Here, by its April 1997 order, Supreme Court specifically directed that plaintiffs conduct an inspection of the machine by April 25, 1997. Although the record indicates that defendants attempted to schedule inspections on at least two occasions, plaintiffs never conducted the inspection, and the record is devoid of any explanation for this failure. Further, other than one letter dated July 1997, it does not appear that plaintiffs thereafter actively endeavored to reschedule the inspection. Finally, defendants did not move for summary judgment until almost eight months after the inspection was originally to have taken place. In our view, Supreme Court correctly concluded that defendants' motion for summary judgment was not premature.
We also reject plaintiffs' contention that defendants failed to make a prima facie showing of entitlement to summary judgment. As an initial matter, plaintiffs only opposed defendants' motion in Supreme Court on the ground that it was premature as based upon a medical malpractice action, and thus failed to preserve for our review the issue of whether defendants made a prima facie showing. Notably, in their appellate brief, contrary to their papers in opposition to the motion, plaintiffs' solely argue prematurity on the ground that they were unable to conduct discovery of the equipment, and they do not now argue that the motion was premature on the ground that defendants' motion was based on an action for medical malpractice.
In any event, defendants have made a prima facie showing of entitlement to summary judgment.2 In support of their motion, defendants submitted, inter alia, the affidavit of Boyland, plaintiff's medical records, and transcripts from the depositions of plaintiff and Boyland. In his affidavit, Boyland described in detail how he treated plaintiff and stated that he showed plaintiff how to use the machine in accordance with its directions and that he followed the accepted standard of care for physical therapy (see, Kelly v. St. Peter's Hospice, 160 A.D.2d 1123, 1124, 553 N.Y.S.2d 906). In support of defendants' assertion that use of the machine was proper therapy for plaintiff's type of injury, they submitted a copy of the machine's literature attesting to that fact. Regardless of whether this is a negligence or medical malpractice case, it is clear that defendants tendered “sufficient evidence to eliminate any material issues of fact from the case” (Winegrad v. New York Univ. Med. Ctr., 64 N.Y.2d 851, 853, 487 N.Y.S.2d 316, 476 N.E.2d 642). Plaintiffs' submission of counsel's affidavit failed to show that a triable issue of fact existed requiring denial of defendants' motion (see, Zuckerman v. City of New York, 49 N.Y.2d 557, 427 N.Y.S.2d 595, 404 N.E.2d 718).
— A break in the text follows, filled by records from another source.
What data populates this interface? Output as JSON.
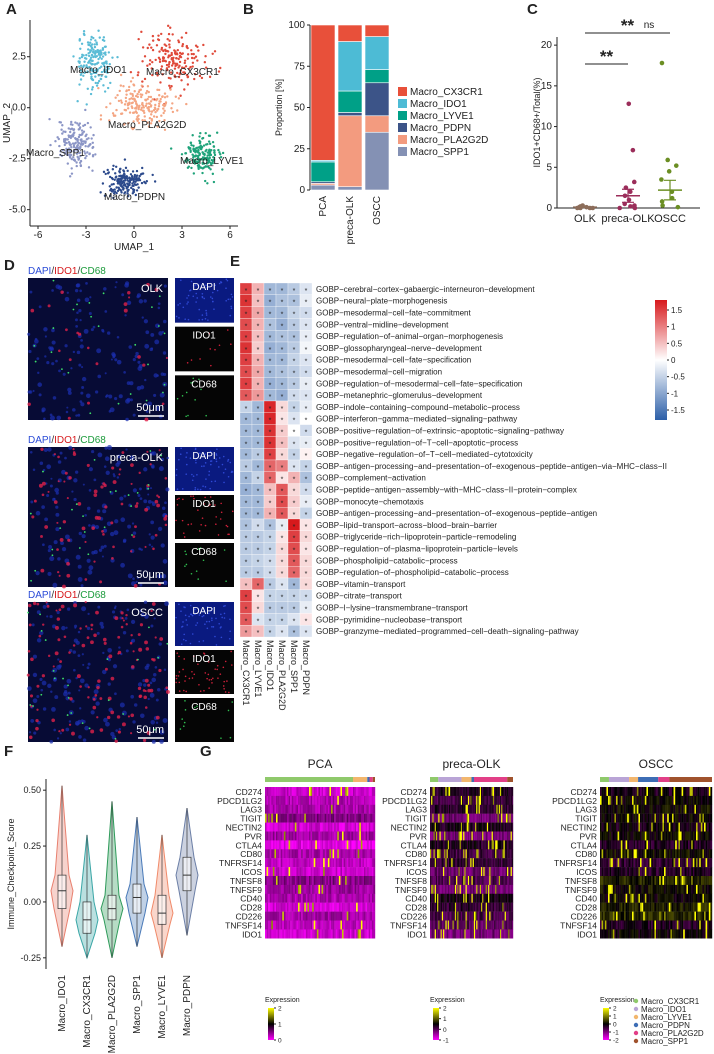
{
  "panel_labels": [
    "A",
    "B",
    "C",
    "D",
    "E",
    "F",
    "G"
  ],
  "umap": {
    "type": "scatter",
    "xlabel": "UMAP_1",
    "ylabel": "UMAP_2",
    "xlim": [
      -6.5,
      6.5
    ],
    "ylim": [
      -5.8,
      4.3
    ],
    "xticks": [
      -6,
      -3,
      0,
      3,
      6
    ],
    "yticks": [
      2.5,
      {
        "value": 0,
        "label": "0.0"
      },
      -2.5,
      {
        "value": -5,
        "label": "-5.0"
      }
    ],
    "clusters": [
      {
        "name": "Macro_CX3CR1",
        "color": "#e04a3a"
      },
      {
        "name": "Macro_IDO1",
        "color": "#5bbcd6"
      },
      {
        "name": "Macro_LYVE1",
        "color": "#1fa37a"
      },
      {
        "name": "Macro_PDPN",
        "color": "#2c4a8c"
      },
      {
        "name": "Macro_PLA2G2D",
        "color": "#f4a582"
      },
      {
        "name": "Macro_SPP1",
        "color": "#8c96c6"
      }
    ]
  },
  "proportion": {
    "type": "bar",
    "stacked": true,
    "ylabel": "Proportion [%]",
    "categories": [
      "PCA",
      "preca-OLK",
      "OSCC"
    ],
    "ylim": [
      0,
      100
    ],
    "yticks": [
      0,
      25,
      50,
      75,
      100
    ],
    "series": [
      {
        "name": "Macro_CX3CR1",
        "color": "#e8503a",
        "values": [
          82,
          10,
          7
        ]
      },
      {
        "name": "Macro_IDO1",
        "color": "#4dbbd5",
        "values": [
          1,
          30,
          20
        ]
      },
      {
        "name": "Macro_LYVE1",
        "color": "#00a087",
        "values": [
          12,
          13,
          8
        ]
      },
      {
        "name": "Macro_PDPN",
        "color": "#3c5488",
        "values": [
          1,
          2,
          20
        ]
      },
      {
        "name": "Macro_PLA2G2D",
        "color": "#f39b7f",
        "values": [
          1,
          43,
          10
        ]
      },
      {
        "name": "Macro_SPP1",
        "color": "#8491b4",
        "values": [
          3,
          2,
          35
        ]
      }
    ]
  },
  "ido1": {
    "type": "scatter",
    "ylabel": "IDO1+CD68+/Total(%)",
    "ylim": [
      0,
      21
    ],
    "yticks": [
      0,
      5,
      10,
      15,
      20
    ],
    "groups": [
      {
        "name": "OLK",
        "color": "#8c6d5a",
        "values": [
          0,
          0,
          0,
          0.1,
          0.2,
          0,
          0.1,
          0.3
        ],
        "mean": 0.1,
        "sem": 0.05
      },
      {
        "name": "preca-OLK",
        "color": "#9b2d5a",
        "values": [
          12.8,
          7.1,
          3.2,
          2.5,
          2,
          1.5,
          1,
          0.5,
          0.3,
          0.2,
          0,
          0
        ],
        "mean": 1.5,
        "sem": 0.8
      },
      {
        "name": "OSCC",
        "color": "#6b8e23",
        "values": [
          17.8,
          5.9,
          5.2,
          4.5,
          3.5,
          2,
          1.2,
          0.8,
          0.3,
          0.1
        ],
        "mean": 2.2,
        "sem": 1.2
      }
    ],
    "significance": [
      "**",
      "**",
      "ns"
    ]
  },
  "if_images": {
    "stain_label": [
      {
        "text": "DAPI",
        "color": "#2a4bd7"
      },
      {
        "text": "/",
        "color": "#333333"
      },
      {
        "text": "IDO1",
        "color": "#d7191c"
      },
      {
        "text": "/",
        "color": "#333333"
      },
      {
        "text": "CD68",
        "color": "#1a9a3a"
      }
    ],
    "samples": [
      "OLK",
      "preca-OLK",
      "OSCC"
    ],
    "channels": [
      "DAPI",
      "IDO1",
      "CD68"
    ],
    "scale_bar": "50μm"
  },
  "go_heatmap": {
    "type": "heatmap",
    "rows": [
      "GOBP−cerebral−cortex−gabaergic−interneuron−development",
      "GOBP−neural−plate−morphogenesis",
      "GOBP−mesodermal−cell−fate−commitment",
      "GOBP−ventral−midline−development",
      "GOBP−regulation−of−animal−organ−morphogenesis",
      "GOBP−glossopharyngeal−nerve−development",
      "GOBP−mesodermal−cell−fate−specification",
      "GOBP−mesodermal−cell−migration",
      "GOBP−regulation−of−mesodermal−cell−fate−specification",
      "GOBP−metanephric−glomerulus−development",
      "GOBP−indole−containing−compound−metabolic−process",
      "GOBP−interferon−gamma−mediated−signaling−pathway",
      "GOBP−positive−regulation−of−extrinsic−apoptotic−signaling−pathway",
      "GOBP−positive−regulation−of−T−cell−apoptotic−process",
      "GOBP−negative−regulation−of−T−cell−mediated−cytotoxicity",
      "GOBP−antigen−processing−and−presentation−of−exogenous−peptide−antigen−via−MHC−class−II",
      "GOBP−complement−activation",
      "GOBP−peptide−antigen−assembly−with−MHC−class−II−protein−complex",
      "GOBP−monocyte−chemotaxis",
      "GOBP−antigen−processing−and−presentation−of−exogenous−peptide−antigen",
      "GOBP−lipid−transport−across−blood−brain−barrier",
      "GOBP−triglyceride−rich−lipoprotein−particle−remodeling",
      "GOBP−regulation−of−plasma−lipoprotein−particle−levels",
      "GOBP−phospholipid−catabolic−process",
      "GOBP−regulation−of−phospholipid−catabolic−process",
      "GOBP−vitamin−transport",
      "GOBP−citrate−transport",
      "GOBP−l−lysine−transmembrane−transport",
      "GOBP−pyrimidine−nucleobase−transport",
      "GOBP−granzyme−mediated−programmed−cell−death−signaling−pathway"
    ],
    "columns": [
      "Macro_CX3CR1",
      "Macro_LYVE1",
      "Macro_IDO1",
      "Macro_PLA2G2D",
      "Macro_SPP1",
      "Macro_PDPN"
    ],
    "values": [
      [
        1.5,
        0.6,
        -0.8,
        -0.8,
        -0.6,
        -0.3
      ],
      [
        1.6,
        0.5,
        -0.9,
        -0.7,
        -0.7,
        -0.2
      ],
      [
        1.5,
        0.7,
        -0.8,
        -0.8,
        -0.5,
        -0.4
      ],
      [
        1.4,
        0.6,
        -0.7,
        -0.9,
        -0.6,
        -0.3
      ],
      [
        1.5,
        0.5,
        -0.8,
        -0.7,
        -0.7,
        -0.2
      ],
      [
        1.6,
        0.4,
        -0.9,
        -0.8,
        -0.6,
        -0.1
      ],
      [
        1.5,
        0.6,
        -0.8,
        -0.8,
        -0.5,
        -0.3
      ],
      [
        1.4,
        0.7,
        -0.8,
        -0.7,
        -0.6,
        -0.4
      ],
      [
        1.5,
        0.6,
        -0.9,
        -0.8,
        -0.6,
        -0.2
      ],
      [
        1.3,
        0.8,
        -0.8,
        -0.9,
        -0.4,
        -0.3
      ],
      [
        -0.5,
        -0.8,
        1.7,
        0.3,
        -0.5,
        -0.2
      ],
      [
        -0.8,
        -0.8,
        1.7,
        0.2,
        -0.3,
        0
      ],
      [
        -0.8,
        -0.8,
        1.6,
        0.4,
        0,
        -0.4
      ],
      [
        -0.8,
        -0.8,
        1.6,
        0.5,
        -0.3,
        -0.2
      ],
      [
        -0.8,
        -0.6,
        1.5,
        0.3,
        -0.5,
        0.1
      ],
      [
        -0.6,
        -0.8,
        1.2,
        1.0,
        -0.3,
        -0.5
      ],
      [
        -0.8,
        -0.5,
        1.2,
        0.2,
        0.6,
        -0.7
      ],
      [
        -0.9,
        -0.8,
        0.5,
        1.3,
        0.3,
        -0.4
      ],
      [
        -0.8,
        -0.8,
        0.4,
        1.4,
        0.4,
        -0.2
      ],
      [
        -0.8,
        -0.8,
        0.6,
        1.3,
        0.3,
        -0.5
      ],
      [
        -0.7,
        -0.4,
        -0.7,
        -0.2,
        1.8,
        0.2
      ],
      [
        -0.6,
        -0.6,
        -0.5,
        0.2,
        1.5,
        0.3
      ],
      [
        -0.6,
        -0.6,
        -0.5,
        0.3,
        1.4,
        0.2
      ],
      [
        -0.6,
        -0.5,
        -0.4,
        0.3,
        1.3,
        0.3
      ],
      [
        -0.6,
        -0.6,
        -0.4,
        0.3,
        1.2,
        0.3
      ],
      [
        0.5,
        1.2,
        -0.6,
        -0.3,
        -0.8,
        0.3
      ],
      [
        1.5,
        0.2,
        -0.5,
        -0.5,
        -0.5,
        -0.4
      ],
      [
        1.4,
        0.3,
        -0.6,
        -0.6,
        -0.6,
        -0.2
      ],
      [
        1.3,
        -0.3,
        -0.5,
        -0.5,
        -0.3,
        0.2
      ],
      [
        0.8,
        0.5,
        -0.5,
        -0.3,
        -0.7,
        -0.3
      ]
    ],
    "color_range": [
      -1.8,
      1.8
    ],
    "colorbar_ticks": [
      1.5,
      1,
      0.5,
      0,
      -0.5,
      -1,
      -1.5
    ],
    "cell_mark": "*"
  },
  "checkpoint": {
    "type": "violin",
    "ylabel": "Immune_Checkpoint_Score",
    "ylim": [
      -0.3,
      0.55
    ],
    "yticks": [
      -0.25,
      {
        "value": 0,
        "label": "0.00"
      },
      0.25,
      {
        "value": 0.5,
        "label": "0.50"
      }
    ],
    "categories": [
      "Macro_IDO1",
      "Macro_CX3CR1",
      "Macro_PLA2G2D",
      "Macro_SPP1",
      "Macro_LYVE1",
      "Macro_PDPN"
    ],
    "colors": [
      "#e8806f",
      "#3aa6a6",
      "#2e9a5a",
      "#4a7ab8",
      "#f08a6a",
      "#6c7fa6"
    ],
    "stats": [
      {
        "min": -0.2,
        "q1": -0.03,
        "median": 0.05,
        "q3": 0.12,
        "max": 0.52
      },
      {
        "min": -0.25,
        "q1": -0.14,
        "median": -0.08,
        "q3": 0,
        "max": 0.3
      },
      {
        "min": -0.25,
        "q1": -0.08,
        "median": -0.03,
        "q3": 0.03,
        "max": 0.45
      },
      {
        "min": -0.2,
        "q1": -0.05,
        "median": 0.02,
        "q3": 0.08,
        "max": 0.38
      },
      {
        "min": -0.25,
        "q1": -0.1,
        "median": -0.05,
        "q3": 0.03,
        "max": 0.3
      },
      {
        "min": -0.15,
        "q1": 0.05,
        "median": 0.12,
        "q3": 0.2,
        "max": 0.42
      }
    ]
  },
  "expression": {
    "type": "heatmap",
    "genes": [
      "CD274",
      "PDCD1LG2",
      "LAG3",
      "TIGIT",
      "NECTIN2",
      "PVR",
      "CTLA4",
      "CD80",
      "TNFRSF14",
      "ICOS",
      "TNFSF8",
      "TNFSF9",
      "CD40",
      "CD28",
      "CD226",
      "TNFSF14",
      "IDO1"
    ],
    "panels": [
      {
        "title": "PCA",
        "legend_ticks": [
          2,
          1,
          0
        ]
      },
      {
        "title": "preca-OLK",
        "legend_ticks": [
          2,
          1,
          0,
          -1
        ]
      },
      {
        "title": "OSCC",
        "legend_ticks": [
          2,
          1,
          0,
          -1,
          -2
        ]
      }
    ],
    "legend_title": "Expression",
    "clusters": [
      {
        "name": "Macro_CX3CR1",
        "color": "#8fc96b"
      },
      {
        "name": "Macro_IDO1",
        "color": "#b9a4d6"
      },
      {
        "name": "Macro_LYVE1",
        "color": "#f2b66d"
      },
      {
        "name": "Macro_PDPN",
        "color": "#3d6db5"
      },
      {
        "name": "Macro_PLA2G2D",
        "color": "#e23f87"
      },
      {
        "name": "Macro_SPP1",
        "color": "#a0522d"
      }
    ]
  }
}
ORDERED that the order is affirmed, with costs.
1. Supreme Court expressly declined to determine whether “physical therapy malpractice” should be considered “medical malpractice” under common-law definitions (see, Bleiler v. Bodnar, 65 N.Y.2d 65, 489 N.Y.S.2d 885, 479 N.E.2d 230; see also, Karasek v. La Joie, 92 N.Y.2d 171, 677 N.Y.S.2d 265, 699 N.E.2d 889).
2. In their appellate brief, defendants contend that this is a case of medical malpractice and “therefore subject to the standard of proof in a medical malpractice case”. Defendants, however, did not cross-appeal from Supreme Court's determination that this case is one sounded in negligence, and thus, the standard of proof is of a negligence action.
PETERS, J.P., CARPINELLO and GRAFFEO, JJ., concur.